Par un samedi d’été de repos

Ce matin, je me suis demandé si je passais au magasin de chaussures de La Tour du Pin ou à celui de Bourgoin (en haut de la rue piétonne) pour me trouver une paire de chaussures fermées parce qu’on n’a pas droit aux nus-pieds au boulot et que mes deux paires de ballerines, l’une noire, l’autre rouge, commencent à être bien usées. J’ai aussi une paire de ballerines noires et neuves, mais avec leur bout verni, je ne me vois pas les mettre pour aller travailler.

En partant en tout début d’après-midi, j’aurais pu faire les deux magasins avant l’heure de la séance de cinéma, seulement, je savais que je ne saurais pas partir d’assez bonne heure. J’ai préféré m’aider des chaises pour choisir dans lequel des deux me rendre. J’ai posé la question à voix haute en fixant Bourgoin sur la chaise côté sud et La Tour sur la chaise côté nord et j’ai laissé mes pas me guider vers le pôle le plus attractif. Chaise au sud. Sûr ? Oui. Ok, je me rendrai directement Au Soulier D’or. Et là, je me dis que rien que le nom de la boutique me fait rêver en fait. Beaucoup plus que Nany chaussures.
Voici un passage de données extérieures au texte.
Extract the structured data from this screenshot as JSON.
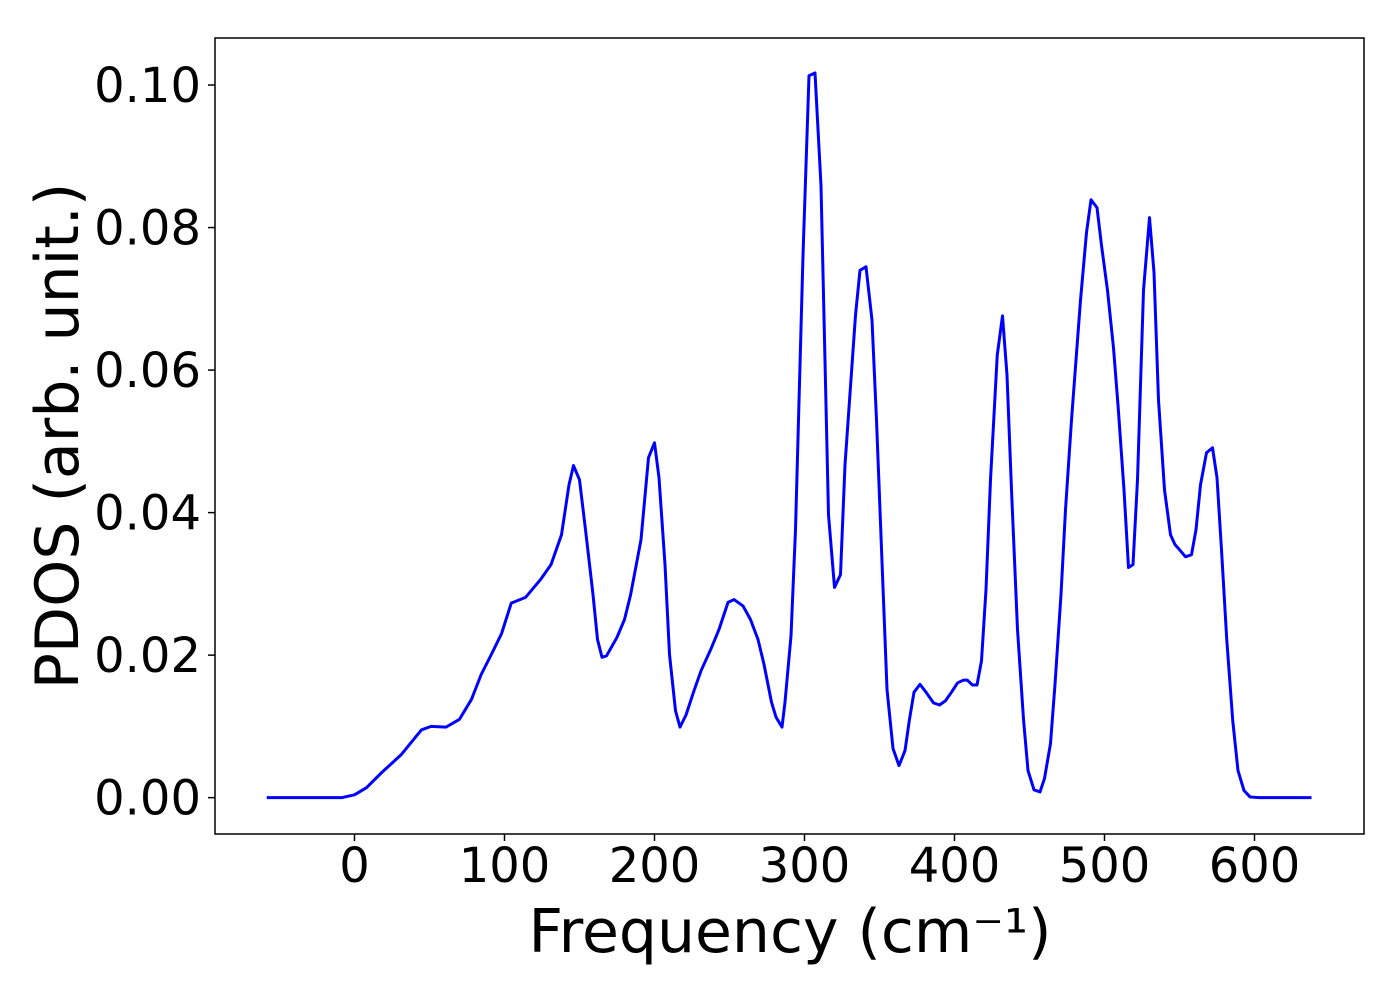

Je prévoyais donc de partir à deux heures et quart. Seulement, au moment où je mettais à cuire, pour quarante minutes, ce qui devait constituer mon repas — fenouil, tomates et pommes de terre —, j’ai réalisé que ça allait faire juste : il était déjà treize heures treize. Comme je n’avais pas très faim, après mon petit-déjeuner de dix heures, je me suis contentée de crudités, de fromage et d’un choco en guise de dessert. Je suis finalement partie à deux heures et demie passées en me disant que j’aviserais une fois à Bourgoin : si je n’avais pas le temps de passer au magasin de chaussures avant le cinéma, j’irai après.

Je me suis garée, à l’ombre, à trois heures moins cinq, j’ai entré l’immatriculation de ma voiture dans le parcmètre pour bénéficier de la demi-heure gratuite et j’ai remonté la rue. Il n’y avait personne dans la boutique. En à peine un quart d’heure j’avais trouvé mon bonheur : une paire de ballerines grises et blanches à fleurs. J’ai regagné ma voiture avec entrain et suis arrivée en avance au cinéma. Il n’y avait pas grand monde pour les séances de milieu d’après-midi. Pas de queue à la caisse. J’ai pris mon billet numéroté G9  et ai attendu que soit donné l’accès aux salles. Quand la dame de ménage a annoncé que la salle 9 était disponible, j’y suis entrée. Constatant qu’il y avait du popcorn sur les sièges de la rangée G, je me suis installée en F. Deux jeunes femmes sont entrées à leur tour. Elles se sont assises sur la même rangée que moi, puis ont décidé, à l’entracte, de se déplacer en G — côté sans popcorn, j’imagine.

wildroseposterEt donc nous étions trois pour regarder Wild Rose, un très chouette film sur une chanteuse de country de Glasgow. C’est puissant la musique chantée avec les tripes. C’est émouvant la musique chantée avec le cœur. Nous avons été au moins deux à sortir un mouchoir. J’ai presque eu envie d’aller acheter la Bande Originale du film en sortant du cinéma. Et puis non, je suis rentrée. J’irai un autre jour, avec mes ballerines fleuries, m’offrir l’album de la chanteuses aux santiags blanches.